Implications and Future Directions
ENAS has profound implications for the field of automated model design. By drastically reducing the computational resources required for NAS, ENAS democratizes access to architecture search, making it feasible for broader use beyond large-scale industrial applications. The demonstrated efficiency and effectiveness of parameter sharing across child models also open up further avenues for optimizing search processes in other domains and tasks.

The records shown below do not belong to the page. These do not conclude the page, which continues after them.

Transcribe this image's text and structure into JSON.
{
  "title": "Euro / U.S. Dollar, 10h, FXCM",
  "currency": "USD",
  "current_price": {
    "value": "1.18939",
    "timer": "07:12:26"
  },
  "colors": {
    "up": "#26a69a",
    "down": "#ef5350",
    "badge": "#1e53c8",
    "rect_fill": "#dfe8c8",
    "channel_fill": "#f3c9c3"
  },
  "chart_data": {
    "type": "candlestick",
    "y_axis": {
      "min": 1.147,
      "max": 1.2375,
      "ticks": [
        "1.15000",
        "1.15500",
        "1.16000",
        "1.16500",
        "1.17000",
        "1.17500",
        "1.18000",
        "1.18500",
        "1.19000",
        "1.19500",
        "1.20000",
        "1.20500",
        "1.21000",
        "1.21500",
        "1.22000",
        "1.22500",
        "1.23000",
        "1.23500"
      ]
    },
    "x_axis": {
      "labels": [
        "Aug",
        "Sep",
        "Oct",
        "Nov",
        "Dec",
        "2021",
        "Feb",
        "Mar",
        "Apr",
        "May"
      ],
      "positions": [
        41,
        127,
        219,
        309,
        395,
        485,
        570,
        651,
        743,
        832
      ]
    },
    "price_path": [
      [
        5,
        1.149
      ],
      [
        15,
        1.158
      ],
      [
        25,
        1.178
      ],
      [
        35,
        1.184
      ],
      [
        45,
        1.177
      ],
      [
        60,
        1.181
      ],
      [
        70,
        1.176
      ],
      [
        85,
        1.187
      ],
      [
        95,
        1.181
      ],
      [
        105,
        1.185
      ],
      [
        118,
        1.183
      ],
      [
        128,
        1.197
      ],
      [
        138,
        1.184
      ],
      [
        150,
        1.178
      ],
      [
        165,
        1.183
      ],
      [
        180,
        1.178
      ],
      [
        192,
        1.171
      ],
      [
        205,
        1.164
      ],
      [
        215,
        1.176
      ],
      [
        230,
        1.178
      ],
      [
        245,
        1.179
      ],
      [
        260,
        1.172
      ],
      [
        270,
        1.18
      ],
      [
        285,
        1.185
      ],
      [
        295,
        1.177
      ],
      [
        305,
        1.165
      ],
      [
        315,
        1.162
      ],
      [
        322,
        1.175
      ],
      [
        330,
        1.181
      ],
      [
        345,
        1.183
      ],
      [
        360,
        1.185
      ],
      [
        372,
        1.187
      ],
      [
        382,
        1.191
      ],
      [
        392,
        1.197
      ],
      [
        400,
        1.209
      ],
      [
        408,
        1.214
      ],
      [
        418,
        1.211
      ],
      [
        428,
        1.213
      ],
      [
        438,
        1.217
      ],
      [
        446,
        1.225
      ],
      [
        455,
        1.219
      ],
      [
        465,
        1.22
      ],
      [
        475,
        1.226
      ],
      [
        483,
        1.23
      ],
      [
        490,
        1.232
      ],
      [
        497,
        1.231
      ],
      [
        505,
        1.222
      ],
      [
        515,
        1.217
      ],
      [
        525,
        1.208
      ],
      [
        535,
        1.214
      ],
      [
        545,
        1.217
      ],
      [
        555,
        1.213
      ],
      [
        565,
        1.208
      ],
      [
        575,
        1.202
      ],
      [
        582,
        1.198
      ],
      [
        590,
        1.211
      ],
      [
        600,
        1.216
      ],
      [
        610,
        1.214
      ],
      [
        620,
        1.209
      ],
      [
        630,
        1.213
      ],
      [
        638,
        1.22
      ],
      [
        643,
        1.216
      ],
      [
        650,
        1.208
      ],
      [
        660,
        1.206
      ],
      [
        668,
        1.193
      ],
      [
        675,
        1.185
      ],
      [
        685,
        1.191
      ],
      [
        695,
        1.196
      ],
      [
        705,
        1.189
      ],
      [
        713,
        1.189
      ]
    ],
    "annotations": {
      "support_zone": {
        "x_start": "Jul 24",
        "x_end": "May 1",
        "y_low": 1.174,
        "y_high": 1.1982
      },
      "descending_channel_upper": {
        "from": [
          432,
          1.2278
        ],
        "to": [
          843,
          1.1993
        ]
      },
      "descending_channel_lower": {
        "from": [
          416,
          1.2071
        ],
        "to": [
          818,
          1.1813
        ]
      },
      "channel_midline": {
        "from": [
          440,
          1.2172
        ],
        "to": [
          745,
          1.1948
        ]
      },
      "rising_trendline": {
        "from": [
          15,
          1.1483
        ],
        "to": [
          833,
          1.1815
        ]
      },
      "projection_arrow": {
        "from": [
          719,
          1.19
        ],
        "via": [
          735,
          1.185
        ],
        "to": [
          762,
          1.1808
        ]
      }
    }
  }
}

From a theoretical standpoint, ENAS challenges the traditional notion that each candidate model in NAS must be independently trained to performance convergence. This paradigm shift could inspire new methodologies that further leverage shared computations and representations.
In conclusion, ENAS stands as a significant contribution to the efficient design of neural architectures, bridging the gap between nascent theoretical ideas and their practical, large-scale application. Future work may explore more sophisticated controller mechanisms or holistic integration with other meta-learning techniques, potentially further enhancing the performance and efficiency of NAS.